Alarmed by the rising spirit of political radicalism, Derry’s Catholic bishop, Dr. Neil Farren, warned young Catholics in an Easter 1968 pastoral letter, “not to be led by the mob.”
Poster for 5 October march. The poster was printed in red, white and blue in an attempt to attract working class Protestants to join the march.
In August, NICRA organised the north’s first civil rights march, from Coalisland to Dungannon. The police sealed off Dungannon town centre. A violent confrontation – fairly mild by later standards – made news headlines north and south.

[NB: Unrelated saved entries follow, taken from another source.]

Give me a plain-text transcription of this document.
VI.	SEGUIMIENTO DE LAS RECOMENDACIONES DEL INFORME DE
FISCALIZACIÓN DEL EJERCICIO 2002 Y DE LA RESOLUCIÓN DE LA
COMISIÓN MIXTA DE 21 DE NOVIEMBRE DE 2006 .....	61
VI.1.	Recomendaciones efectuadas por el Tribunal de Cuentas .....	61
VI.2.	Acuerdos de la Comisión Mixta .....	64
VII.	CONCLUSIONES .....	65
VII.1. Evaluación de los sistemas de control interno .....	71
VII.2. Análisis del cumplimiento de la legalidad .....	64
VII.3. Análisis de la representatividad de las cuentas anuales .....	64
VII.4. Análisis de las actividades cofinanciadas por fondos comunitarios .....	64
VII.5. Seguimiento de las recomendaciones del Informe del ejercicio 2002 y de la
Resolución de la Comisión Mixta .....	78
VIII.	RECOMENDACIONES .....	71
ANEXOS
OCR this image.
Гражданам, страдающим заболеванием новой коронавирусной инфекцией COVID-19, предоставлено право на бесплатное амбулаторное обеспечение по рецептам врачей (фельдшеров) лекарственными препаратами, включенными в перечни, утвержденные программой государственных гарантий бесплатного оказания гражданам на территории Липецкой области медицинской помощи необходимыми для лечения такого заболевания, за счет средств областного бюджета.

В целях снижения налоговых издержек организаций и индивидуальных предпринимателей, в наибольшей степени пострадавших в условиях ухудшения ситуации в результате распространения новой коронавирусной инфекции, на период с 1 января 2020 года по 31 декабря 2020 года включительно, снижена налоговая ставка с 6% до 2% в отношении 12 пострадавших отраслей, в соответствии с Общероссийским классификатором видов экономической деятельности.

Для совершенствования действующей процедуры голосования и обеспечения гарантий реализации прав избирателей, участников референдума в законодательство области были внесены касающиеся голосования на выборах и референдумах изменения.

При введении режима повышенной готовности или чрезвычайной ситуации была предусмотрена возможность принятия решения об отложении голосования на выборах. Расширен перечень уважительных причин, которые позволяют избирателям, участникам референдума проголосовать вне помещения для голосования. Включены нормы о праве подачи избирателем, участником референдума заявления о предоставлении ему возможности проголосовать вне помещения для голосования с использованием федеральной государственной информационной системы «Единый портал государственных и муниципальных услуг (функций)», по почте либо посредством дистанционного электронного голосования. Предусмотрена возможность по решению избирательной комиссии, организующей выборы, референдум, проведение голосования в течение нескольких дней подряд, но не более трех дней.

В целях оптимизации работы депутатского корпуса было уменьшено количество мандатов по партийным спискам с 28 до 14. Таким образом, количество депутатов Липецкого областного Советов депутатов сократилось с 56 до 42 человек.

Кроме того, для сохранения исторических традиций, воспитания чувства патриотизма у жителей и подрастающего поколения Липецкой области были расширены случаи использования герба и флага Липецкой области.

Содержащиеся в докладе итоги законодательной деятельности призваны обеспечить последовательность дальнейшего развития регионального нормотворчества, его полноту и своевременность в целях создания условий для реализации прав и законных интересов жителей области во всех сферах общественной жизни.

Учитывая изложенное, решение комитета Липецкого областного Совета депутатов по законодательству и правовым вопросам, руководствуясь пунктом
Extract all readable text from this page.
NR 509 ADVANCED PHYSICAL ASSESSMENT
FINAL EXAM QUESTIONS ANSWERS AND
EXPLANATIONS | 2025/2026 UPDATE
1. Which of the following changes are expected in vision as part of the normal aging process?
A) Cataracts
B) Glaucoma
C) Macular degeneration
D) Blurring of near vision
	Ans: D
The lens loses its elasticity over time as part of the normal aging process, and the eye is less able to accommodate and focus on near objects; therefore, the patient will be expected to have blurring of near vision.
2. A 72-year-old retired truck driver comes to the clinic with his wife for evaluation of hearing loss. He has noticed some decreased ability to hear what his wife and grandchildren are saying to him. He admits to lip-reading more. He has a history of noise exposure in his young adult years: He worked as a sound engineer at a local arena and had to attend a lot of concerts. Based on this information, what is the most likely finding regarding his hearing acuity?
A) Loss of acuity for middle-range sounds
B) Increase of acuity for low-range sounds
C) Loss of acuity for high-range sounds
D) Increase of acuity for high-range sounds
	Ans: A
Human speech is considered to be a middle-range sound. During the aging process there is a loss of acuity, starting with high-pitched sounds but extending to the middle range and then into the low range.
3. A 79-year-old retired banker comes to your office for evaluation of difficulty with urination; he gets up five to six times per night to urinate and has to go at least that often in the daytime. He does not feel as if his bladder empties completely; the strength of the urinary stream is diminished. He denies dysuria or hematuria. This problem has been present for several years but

Members of the DHAC contacted NICRA, asking for endorsement for a civil rights march in the city. An ad-hoc organising committee came together. This comprised representatives of the DHAC, the Derry branch of the NILP, the NILP Young Socialists, the Republican Clubs and the James Connolly Society. The march was scheduled for Saturday 5 October.
On 3 October, the Stormont Government banned the march under public order legislation. On 4 October, the ad-hoc committee faced down NICRA’s Belfast leadership and others and voted to defy the ban.
Police arrest civil rights marcher in Duke Street, 5 October 1968
The march, perhaps 500 strong, including Queen’s University, Belfast, students, was trapped between police lines, then battered and hosed off Duke Street in the Waterside.
Only a minority of Derry anti-Unionists had backed the march. But rage at the police violence now gave it majority endorsement in retrospect.